Regional blocks were a big thing in those days.  As were voting bands of drinking buddies and over-representation by those more courtly and solicitous than they were talented.

The modern Parliamentary Labour Party (PLP) will not go back to those ways.  Where it will go is not clear.

At its first meeting last Wednesday – called at the height of the post-election bargaining frenzy – the PLP decided that there would be no Shadow Cabinet elections till after the new leader had been chosen.

The way these strange ballots work is that the PLP elects the Shadow Cabinet, with the number of votes cast for each candidate being published.  This creates a ranking order, with stars at the top.  It humiliates those who miss by miles.  This is a reasonably effective disincentive to frivolous candidature.  The leader (who, along with the deputy-leader and the chief whip, is elected separately) then allocates the portfolios.  He is not under any formal constraint when he does so, but the unwritten principle is that the better jobs go to those who got the most votes.

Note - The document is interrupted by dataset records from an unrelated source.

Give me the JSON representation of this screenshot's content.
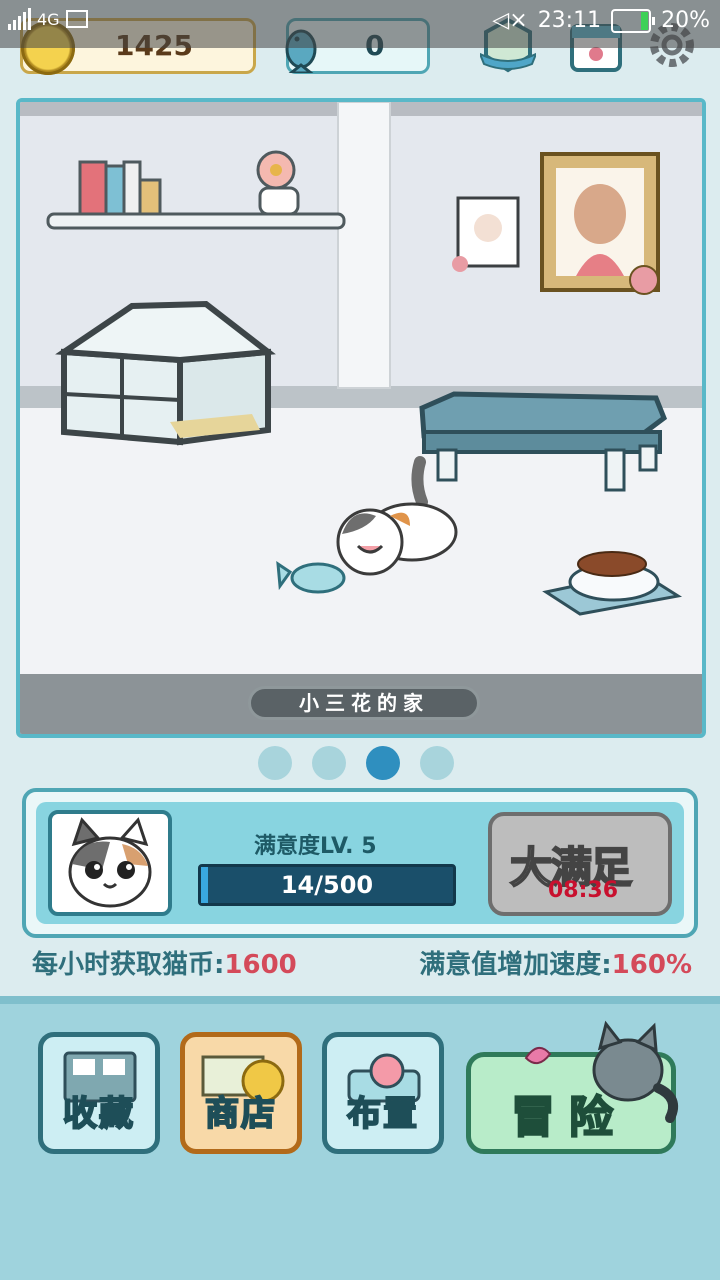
{
  "status_bar": {
    "network": "4G",
    "sim": "2",
    "time": "23:11",
    "battery": "20%",
    "icons": [
      "signal-icon",
      "image-icon",
      "mute-icon",
      "battery-icon"
    ]
  },
  "hud": {
    "coins": "1425",
    "fish": "0",
    "icons": [
      "paw-coin-icon",
      "fish-icon",
      "badge-icon",
      "calendar-icon",
      "gear-icon"
    ]
  },
  "room": {
    "name": "小三花的家"
  },
  "pager": {
    "pages": 4,
    "active": 3
  },
  "panel": {
    "level_label": "满意度LV. 5",
    "progress_text": "14/500",
    "progress_fraction": 0.028,
    "button_label": "大满足",
    "timer": "08:36"
  },
  "stats": {
    "coins_label": "每小时获取猫币:",
    "coins_value": "1600",
    "speed_label": "满意值增加速度:",
    "speed_value": "160%"
  },
  "nav": {
    "collection": "收藏",
    "shop": "商店",
    "decorate": "布置",
    "adventure": "冒险"
  },
  "colors": {
    "accent": "#4fa6b4",
    "progress_fill": "#39a8e0",
    "stat_value": "#d44a5a",
    "timer": "#c8102e"
  }
}
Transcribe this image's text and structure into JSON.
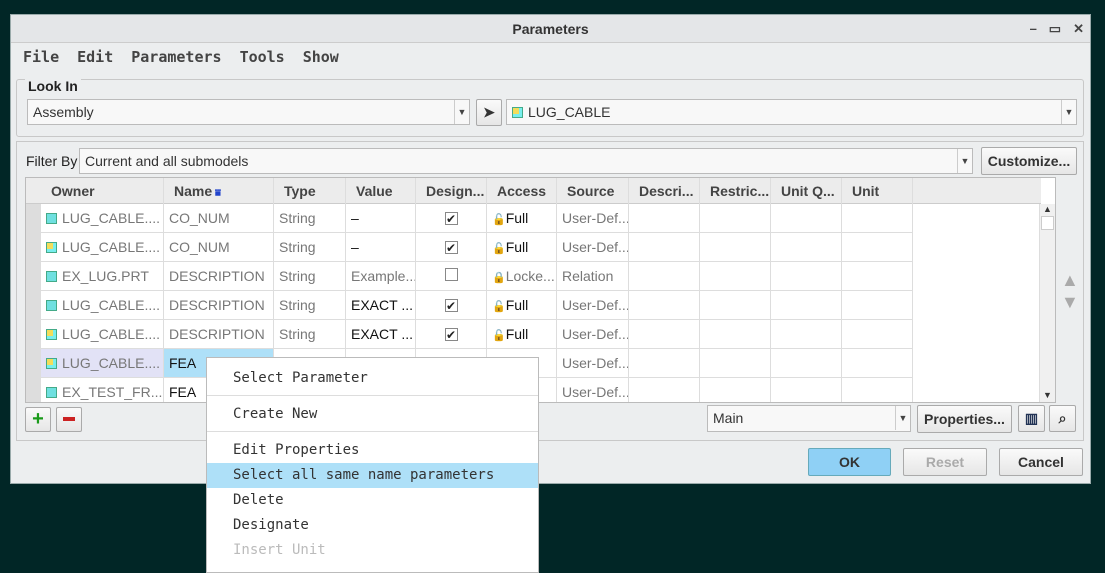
{
  "window": {
    "title": "Parameters",
    "controls": [
      "–",
      "▭",
      "✕"
    ]
  },
  "menu": [
    "File",
    "Edit",
    "Parameters",
    "Tools",
    "Show"
  ],
  "look_in": {
    "label": "Look In",
    "type": "Assembly",
    "model": "LUG_CABLE"
  },
  "filter": {
    "label": "Filter By",
    "value": "Current and all submodels",
    "customize": "Customize..."
  },
  "table": {
    "columns": [
      "Owner",
      "Name",
      "Type",
      "Value",
      "Design...",
      "Access",
      "Source",
      "Descri...",
      "Restric...",
      "Unit Q...",
      "Unit"
    ],
    "sort_icon": "sort-down-icon",
    "rows": [
      {
        "icon": "part",
        "owner": "LUG_CABLE....",
        "name": "CO_NUM",
        "type": "String",
        "value": "–",
        "designated": true,
        "access": "Full",
        "source": "User-Def..."
      },
      {
        "icon": "asm",
        "owner": "LUG_CABLE....",
        "name": "CO_NUM",
        "type": "String",
        "value": "–",
        "designated": true,
        "access": "Full",
        "source": "User-Def..."
      },
      {
        "icon": "part",
        "owner": "EX_LUG.PRT",
        "name": "DESCRIPTION",
        "type": "String",
        "value": "Example...",
        "designated": false,
        "access": "Locke...",
        "source": "Relation"
      },
      {
        "icon": "part",
        "owner": "LUG_CABLE....",
        "name": "DESCRIPTION",
        "type": "String",
        "value": "EXACT ...",
        "designated": true,
        "access": "Full",
        "source": "User-Def..."
      },
      {
        "icon": "asm",
        "owner": "LUG_CABLE....",
        "name": "DESCRIPTION",
        "type": "String",
        "value": "EXACT ...",
        "designated": true,
        "access": "Full",
        "source": "User-Def..."
      },
      {
        "icon": "asm",
        "owner": "LUG_CABLE....",
        "name": "FEA",
        "type": "",
        "value": "",
        "designated": null,
        "access": "",
        "source": "User-Def..."
      },
      {
        "icon": "part",
        "owner": "EX_TEST_FR...",
        "name": "FEA",
        "type": "",
        "value": "",
        "designated": null,
        "access": "",
        "source": "User-Def..."
      }
    ]
  },
  "bottom": {
    "view": "Main",
    "properties": "Properties..."
  },
  "buttons": {
    "ok": "OK",
    "reset": "Reset",
    "cancel": "Cancel"
  },
  "context_menu": [
    "Select Parameter",
    "Create New",
    "Edit Properties",
    "Select all same name parameters",
    "Delete",
    "Designate",
    "Insert Unit"
  ],
  "colors": {
    "highlight": "#aee0f8",
    "ok": "#8fd0f5"
  }
}
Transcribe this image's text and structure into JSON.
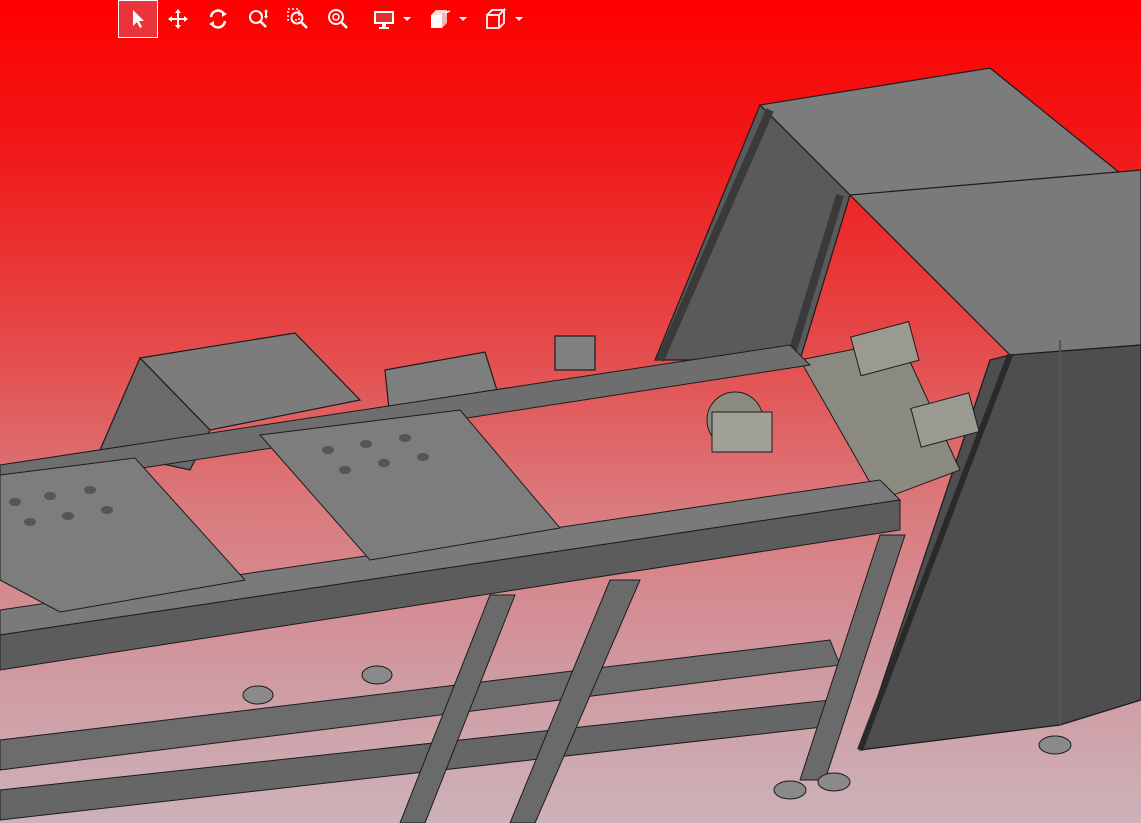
{
  "app": {
    "background_top": "#ff0000",
    "background_bottom": "#cdb2b9"
  },
  "toolbar": {
    "buttons": [
      {
        "name": "select-tool-button",
        "icon": "cursor-arrow-icon",
        "active": true
      },
      {
        "name": "pan-tool-button",
        "icon": "move-arrows-icon",
        "active": false
      },
      {
        "name": "rotate-tool-button",
        "icon": "rotate-icon",
        "active": false
      },
      {
        "name": "zoom-tool-button",
        "icon": "zoom-updown-icon",
        "active": false
      },
      {
        "name": "zoom-window-button",
        "icon": "zoom-window-icon",
        "active": false
      },
      {
        "name": "zoom-fit-button",
        "icon": "zoom-fit-icon",
        "active": false
      }
    ],
    "dropdowns": [
      {
        "name": "display-mode-dropdown",
        "icon": "monitor-icon"
      },
      {
        "name": "section-view-dropdown",
        "icon": "section-box-icon"
      },
      {
        "name": "standard-views-dropdown",
        "icon": "cube-icon"
      }
    ],
    "icon_color": "#ffffff",
    "active_color": "#e8343a"
  },
  "model": {
    "frame_color": "#6f6f6f",
    "panel_color": "#7b7b7b",
    "dark_panel_color": "#4d4d4d",
    "edge_color": "#1c1c1c"
  }
}
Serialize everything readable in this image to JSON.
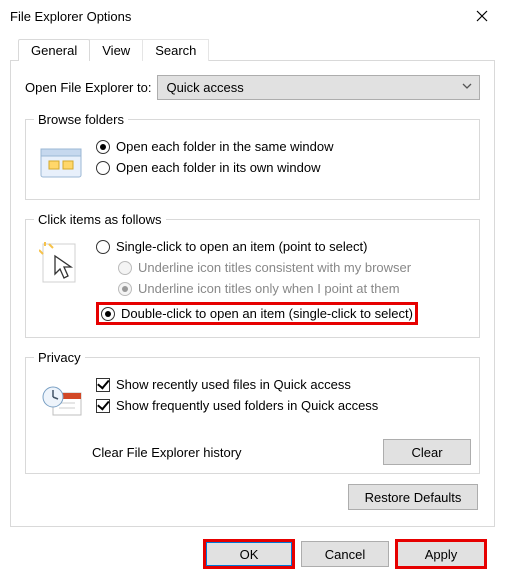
{
  "window": {
    "title": "File Explorer Options"
  },
  "tabs": {
    "general": "General",
    "view": "View",
    "search": "Search"
  },
  "openTo": {
    "label": "Open File Explorer to:",
    "value": "Quick access"
  },
  "browse": {
    "legend": "Browse folders",
    "same": "Open each folder in the same window",
    "own": "Open each folder in its own window"
  },
  "click": {
    "legend": "Click items as follows",
    "single": "Single-click to open an item (point to select)",
    "underlineBrowser": "Underline icon titles consistent with my browser",
    "underlinePoint": "Underline icon titles only when I point at them",
    "double": "Double-click to open an item (single-click to select)"
  },
  "privacy": {
    "legend": "Privacy",
    "recentFiles": "Show recently used files in Quick access",
    "frequentFolders": "Show frequently used folders in Quick access",
    "clearLabel": "Clear File Explorer history",
    "clearBtn": "Clear"
  },
  "restore": "Restore Defaults",
  "buttons": {
    "ok": "OK",
    "cancel": "Cancel",
    "apply": "Apply"
  }
}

Shadow Cabinet members, of either stripe, receive what is called Short money from the public purse to finance the extra staff their extra duties require.  (It is named after Labour’s former deputy-leader, Ted Short, who campaigned for it – and who still sits in the House of Lords, aged 97).

Labour is now the Opposition.  The Short money kicks in immediately.  So who gets it this spring and summer, with no Shadow Cabinet elections for months?  The answer, apparently, is that members – including attenders – of the last Cabinet will keep one of their two Special Advisers until the new Shadow Cabinet is elected. 

This includes those (of which there are a few: Jack Straw, Alistair Darling,  Tessa Jowell, to name but three) who don’t plan to stand for the Shadow Cabinet.  And all of those who are running for the leadership.  Which will doubtless come in handy.

Tags: , ,

One Response to “Life beyond electoral death for Labour’s Special Advisers”

  1. Spartak St Albans says:

    Yes, indeed, how “quaint” those Shadow Cabinet “elections” used to be.

    The highlight for me, without exception, was trying to pick the exact day in August when Bryan Gould would swerve very sharply leftwards in time to pick up votes for the ballot.

    He became extremely good at timing it right – too early, and he risked losing the votes of people who actually agreed with him; too late and the Campaign Group wouldn’t have time to add him to their roster of “vote for grudgingly” also-rans.

    No such fun trying to pick the exact day he would revert to type – it was always the day after Shadow Cabinet elections.

    Any bets on which candidates will be practising the Gouldian Summer Swerve this year?